After ten weeks of a crippling strike by the Writers' Guild of America, Miramax Pictures, 20th Century Fox, Lions Gate Films, Castle Rock Entertainment, Disney, MGM, Viacom, and thousands of other corporations, producers, distributors, financiers, and indie outlets have pooled their budgets, attempting to reach the arbitrarily set two-billion dollar budget mark, most of which will go to paying the actors' salaries.
"The idea we had was that everyone loves to see a lot of famous actors in a movie and what they do to each other - like when Alec Baldwin all of a sudden was in Pearl Harbor lecturing about airplanes and it was like, 'Whoa! I didn't expect him!'," Steve Strahan, CEO of New Line Cinema, said.

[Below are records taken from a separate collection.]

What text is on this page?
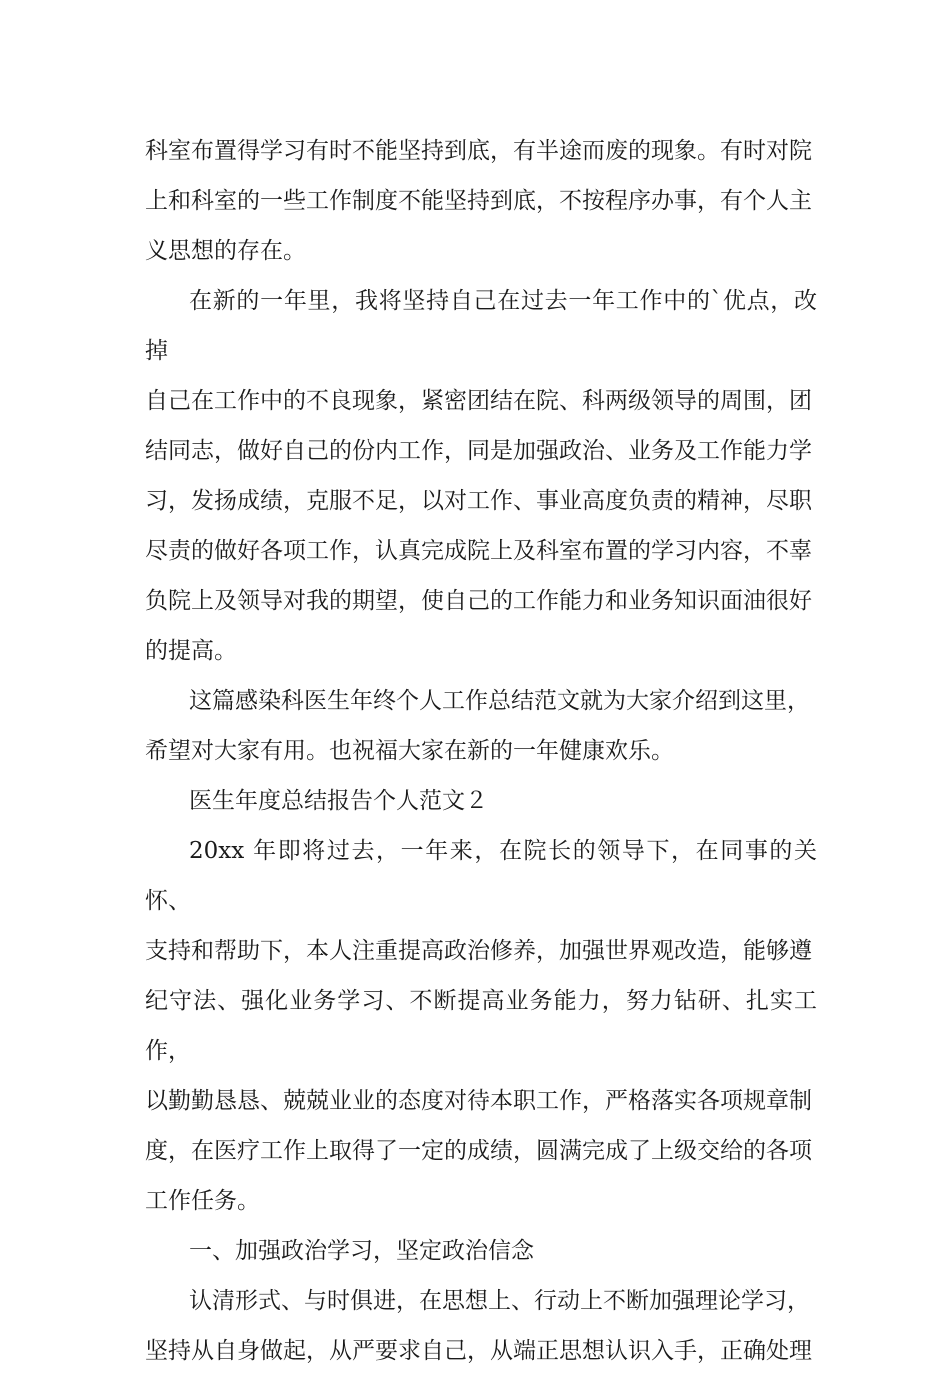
科室布置得学习有时不能坚持到底，有半途而废的现象。有时对院
上和科室的一些工作制度不能坚持到底，不按程序办事，有个人主
义思想的存在。

在新的一年里，我将坚持自己在过去一年工作中的`优点，改掉
自己在工作中的不良现象，紧密团结在院、科两级领导的周围，团
结同志，做好自己的份内工作，同是加强政治、业务及工作能力学
习，发扬成绩，克服不足，以对工作、事业高度负责的精神，尽职
尽责的做好各项工作，认真完成院上及科室布置的学习内容，不辜
负院上及领导对我的期望，使自己的工作能力和业务知识面油很好
的提高。

这篇感染科医生年终个人工作总结范文就为大家介绍到这里，
希望对大家有用。也祝福大家在新的一年健康欢乐。

医生年度总结报告个人范文２

20xx 年即将过去，一年来，在院长的领导下，在同事的关怀、
支持和帮助下，本人注重提高政治修养，加强世界观改造，能够遵
纪守法、强化业务学习、不断提高业务能力，努力钻研、扎实工作，
以勤勤恳恳、兢兢业业的态度对待本职工作，严格落实各项规章制
度，在医疗工作上取得了一定的成绩，圆满完成了上级交给的各项
工作任务。

一、加强政治学习，坚定政治信念

认清形式、与时俱进，在思想上、行动上不断加强理论学习，
坚持从自身做起，从严要求自己，从端正思想认识入手，正确处理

"Audiences will love trying to spot all of their favorite actors and actresses, from the lead guy and girl, to the side guy and girl with the less-complicated love story, to the taxi cab driver with most of the funny lines, to the to the out-of-focus guy eating blintzes in the background. I mean, think of it - that blintz guy might be John Malkovich!"
The film, tentatively titled Le Film, will be the story of a down-on-her-luck girl, a guy who breaks all the rules, a bank robbery, a jewelry heist, a murder, a rape, two warring nation-states, an oncoming hurricane, a corrupt banker and his wooden dolls, a biopic of Sir Frances Drake, the drug trade, believing in your dreams, and finding your way back home even after all seems lost.
Le Film will be directed by Francis Ford Coppola, Joel Schumacher, Peter Bogdonavich, Nora Ephron, Quentin Tarantino, the Coen Brothers, the late Robert Altman, James Cameron, and Woody Allen.
"Without the need for extras or set designs and a script sewn together from the hodgepodge of a hundred other scripts, production could begin as early as today, when Anthony Hopkins walks through that door and grabs his morning croissaint," Strahan said.
The film's directors reportedly want to avoid the idea of a central plot, emphasizing the idea of a story that builds and aggregates over the limitations of a linear narrative.
"You know, there might be ten, I don't know, fifteen climaxes by the end of Le Film," Woody Allen, who will direct the final ninth of the movie, said. "But, you know, people still won't have time to be exhausted - you know, like my wife gets after, you know, I make love to her - because, who knows? Guy In Sweatshirt Listening To Headphones #2 might peek around and turn out to be Michael Cera or Wallace Shawn or something."
"I don't know," Allen added, clearing his throat. "It's so profane."